Michelle, the protagonist of our first feature film, opened the doors to another America for us. Wandering from shelters for battered women to emergency housing to escape a violent husband, she took us from Hopewell, Virginia, to Youngstown, Ohio, from Saint Joseph to Chillicothe, and finally to Trenton, Missouri. We discovered deserted streets, boarded-up mansions, and ruined factories, and long lines outside Salvation Army buildings. Then Michelle’s new partner found a job on a revolver stock assembly line. For us, this was our introduction to these surviving workers, proud of their jobs, spending their evenings between the few pubs still open and trailer park cookouts. Their lives, shaped by successive factory closures, echoed a reality that felt very familiar from France. On Saturdays spent marching and occupying roundabouts with the Yellow Vests, we heard the same stories: jobs rendered obsolete, lives halted in indifference.
In the chasm that has grown between those who belong to the globalized economy and those who no longer do, a new political reality has emerged: voters who want to revive industry to regain the jobs of the past—a theme found both in the National Rally in France and with Donald Trump. Whether or not these discourses are followed by action, they have spread across the West, creating a powerful political network in resonance with rampant deindustrialization and riding on nationalism.

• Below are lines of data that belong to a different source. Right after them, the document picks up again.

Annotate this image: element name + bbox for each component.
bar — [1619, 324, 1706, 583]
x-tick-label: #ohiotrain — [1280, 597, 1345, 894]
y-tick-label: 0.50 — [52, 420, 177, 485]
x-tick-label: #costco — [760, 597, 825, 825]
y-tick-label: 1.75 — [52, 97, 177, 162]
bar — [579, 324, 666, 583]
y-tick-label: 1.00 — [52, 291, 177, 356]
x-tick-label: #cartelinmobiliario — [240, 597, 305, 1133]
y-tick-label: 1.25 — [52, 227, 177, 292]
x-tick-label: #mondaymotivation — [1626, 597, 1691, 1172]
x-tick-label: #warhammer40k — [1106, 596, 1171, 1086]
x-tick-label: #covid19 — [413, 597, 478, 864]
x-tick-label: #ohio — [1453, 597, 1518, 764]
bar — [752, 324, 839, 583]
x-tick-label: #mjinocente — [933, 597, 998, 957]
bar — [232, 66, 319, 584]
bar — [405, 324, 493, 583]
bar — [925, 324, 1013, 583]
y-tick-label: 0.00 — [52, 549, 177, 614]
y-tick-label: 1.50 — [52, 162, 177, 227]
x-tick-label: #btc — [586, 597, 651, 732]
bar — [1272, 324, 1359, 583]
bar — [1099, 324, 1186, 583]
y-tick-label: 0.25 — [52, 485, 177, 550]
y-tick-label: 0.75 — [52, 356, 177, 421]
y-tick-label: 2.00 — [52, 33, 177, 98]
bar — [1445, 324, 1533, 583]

With Désindustries (Discontinued), we aim to capture the dizzying scale of deindustrialization in medium-sized towns in France and the United States, sharing the experience of recent or ongoing factory closures and the nostalgia for a bygone golden age. By following the daily lives of workers rooted in their cities, we will also explore the role of communal spaces—a crucial factor for the survival of a territory: taverns, bars with tobacco and betting services, and the like—even as these spaces empty with the seasons and successive factory closures.
“She was full of life, our little community, wasn’t she?” reads a caption under a historical video of Trenton.
It was important for us to situate our work in a territory with a rich past and an economy still dependent on industrial employment, in order to speak in the present about a reality that might seem outdated from North American coasts or European capitals. This choice also allows us to explore a broader political dynamic in the West that is not always understood from places where the worker has become a marginalized figure, often excluded from factories converted into coffee shops or pop-up art galleries. Conversely, in small and medium-sized towns of the Rust Belt—from Youngstown, Ohio to St. Joseph, Missouri—countless museums preserve the memory of industrial production and the lifestyles of the past.
Trenton is a town of 5,622 inhabitants in rural Missouri, where Amish horse-drawn buggies coexist with futuristic tornado-chasing vehicles. Yet a quarter of its jobs are still in industry. With its old water towers, century-old brick houses, and the Grundy County Museum filled with Coca-Cola bottles, factory tools, and precise reconstructions of a General Store from the Gilded Age, Trenton is both cinematically and narratively emblematic of a shared history.
The town was originally known for inventing a cooking process that allowed large quantities of sausages to be canned for truck drivers, and it has recently been marked by the successive buyouts of two of its three factories. Politically, this uncertainty about the future is palpable. After supporting Bill Clinton in 1996, the town voted 81% in favor of Donald Trump in the last election.